Opierając się zatem na stanowisku opowiadającym się za możliwością stosowania reguły intertemporalnej z art. XXXV § 2 ustawy z dnia 23 kwietnia 1964 r. – Przepisy wprowadzające Kodeks cywilny (Dz. Nr 16 z 1964 r., poz. 94 ze zm.) w sytuacji, gdy ustawodawca nie zdecydował się na rozwiązanie kolizji pomiędzy terminami przedawnienia obowiązującymi na gruncie starej i nowej ustawy w drodze szczególnego przepisu międzyczasowego, przyjąć trzeba, że roszczenia o uiszczenie opłat związanych z odbywaniem studiów wynikających z umów pomiędzy uczelnią a studentem lub osobą przyjętą na studia zawartych przed dniem 1 października 2014 r., które do tego dnia nie przedawniły się przy przyjęciu 10-letniego terminu przedawnienia liczonego od chwili ich wymagalności, nie przedawniają się automatycznie w związku z dokonaną nowelizacją nawet, jeśli od dnia ich wymagalności do powyżej wskazanej daty upłynęły już trzy lata. Ponieważ termin przedawnienia wynikający z ustawy nowej jest krótszy niż obowiązujący na gruncie przepisów dotychczasowych, uznać należy, że bieg przedawnienia takiego roszczenia rozpoczyna się na nowo z chwilą wejścia w życie nowej ustawy, a jego termin kończy się wraz z upływem trzech lat; wyjątkiem od tej zasady będzie jedynie sytuacja, w której przedawnienie rozpoczęte przed dniem wejścia w życie nowych przepisów nastąpiłoby wcześniej przy uwzględnieniu 10-letniego terminu przedawnienia określonego przez dotychczasowe przepisy prawa – wówczas przedawnienie nastąpi z upływem tego wcześniejszego terminu. Przekładając te teoretyczne stwierdzenia na grunt okoliczności niniejszej sprawy, ustalić można, że roszczenie powoda – jak już wyżej powiedziano, nieprzedawnione w dniu 1 października 2014 r. – przedawniłoby się w myśl tych reguł intertemporalnych dopiero z dniem 1 października 2017 r., ponieważ ewentualny 10-letni termin przedawnienia liczony w myśl wcześniej obowiązujących przepisów od momentu wymagalności roszczenia upłynąłby później. W tej sytuacji podniesiony przez stronę pozwaną zarzut przedawnienia musi zostać uznany za niewywołujący skutków prawnych z art. 117 § 2 k.c., a Sąd meriti nie miał podstaw do odmowy udzielenia z tego powodu ochrony roszczeniu objętemu pozwem.

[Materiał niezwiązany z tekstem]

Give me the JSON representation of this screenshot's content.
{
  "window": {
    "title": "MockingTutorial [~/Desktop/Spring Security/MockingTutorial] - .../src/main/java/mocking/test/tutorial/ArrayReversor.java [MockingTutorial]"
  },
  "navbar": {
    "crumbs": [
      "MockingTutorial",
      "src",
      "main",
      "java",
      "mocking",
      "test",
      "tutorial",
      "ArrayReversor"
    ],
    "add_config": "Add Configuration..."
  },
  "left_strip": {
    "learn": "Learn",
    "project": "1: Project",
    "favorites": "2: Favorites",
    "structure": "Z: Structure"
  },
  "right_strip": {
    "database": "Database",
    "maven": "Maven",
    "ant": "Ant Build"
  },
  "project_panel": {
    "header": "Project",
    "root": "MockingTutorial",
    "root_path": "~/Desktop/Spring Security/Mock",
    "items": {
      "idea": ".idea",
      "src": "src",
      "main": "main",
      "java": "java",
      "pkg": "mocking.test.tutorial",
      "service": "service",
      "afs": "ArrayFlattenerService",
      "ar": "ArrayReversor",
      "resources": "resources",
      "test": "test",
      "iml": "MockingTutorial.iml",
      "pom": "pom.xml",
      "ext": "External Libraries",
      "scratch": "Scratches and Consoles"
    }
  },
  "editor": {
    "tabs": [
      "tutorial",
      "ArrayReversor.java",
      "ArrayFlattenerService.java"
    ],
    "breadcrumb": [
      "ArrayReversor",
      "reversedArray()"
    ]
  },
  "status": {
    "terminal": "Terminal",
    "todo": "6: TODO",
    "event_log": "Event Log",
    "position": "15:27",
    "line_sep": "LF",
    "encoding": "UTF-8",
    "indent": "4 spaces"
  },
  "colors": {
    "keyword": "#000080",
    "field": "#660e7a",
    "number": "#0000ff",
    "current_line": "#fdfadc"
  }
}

Uchybienie popełnione przez Sąd Rejonowy skutkuje nierozpoznaniem istoty sprawy. W orzecznictwie Sądu Najwyższego przyjmuje się jednolicie, że sytuacja taka zachodzi wówczas, gdy rozstrzygnięcie Sądu I instancji zapadło wskutek takiego nieprawidłowego zastosowania przepisów, które w ogólnym rozrachunku prowadziło do zaniechania zbadania materialnej podstawy żądania albo pominięcia merytorycznych zarzutów stron przy jednoczesnym bezpodstawnym przyjęciu, że istnieje przesłanka materialnoprawna lub procesowa unicestwiająca roszczenie, jak np. brak legitymacji procesowej strony albo zaistnienie prekluzji czy – jak w sprawie niniejszej – przedawnienie roszczenia (tak np. w postanowieniach SN z dnia 23 września 1998 r., II CKN 897/97, OSNC Nr 1 z 1999 r., poz. 22; z dnia 15 lipca 1998 r., II CKN 838/97, opubl. baza prawna LEX Nr 50750; z dnia 3 lutego 1999 r., III CKN 151/98, opubl. baza prawna LEX Nr 519260 oraz w wyrokach SN z dnia 12 lutego 2002 r., I CKN 486/00, OSP Nr 3 z 2003 r., poz. 36; z dnia 21 października 2005 r., III CK 161/05, opubl. baza prawna LEX Nr 178635; z dnia 12 listopada 2007 r., I PK 140/07, OSNP Nr 1-2 z 2009 r., poz. 2 czy wreszcie w wyroku SA w Warszawie z dnia 19 grudnia 2007 r., I ACa 209/06, LEX nr 516551 i w wyroku SA w Białymstoku z dnia 8 listopada 2012 r. sygn. I ACa 486/12, niepubl.). Inaczej mówiąc, "nierozpoznanie istoty sprawy" oznacza uchybienie Sądu I instancji polegające na całkowitym zaniechaniu wyjaśnienia istoty lub treści spornego stosunku prawnego, przez co rozumie się zaniechanie wniknięcia w podstawę merytoryczną dochodzonego roszczenia, a w konsekwencji pominięcie tej podstawy przy rozstrzyganiu sprawy.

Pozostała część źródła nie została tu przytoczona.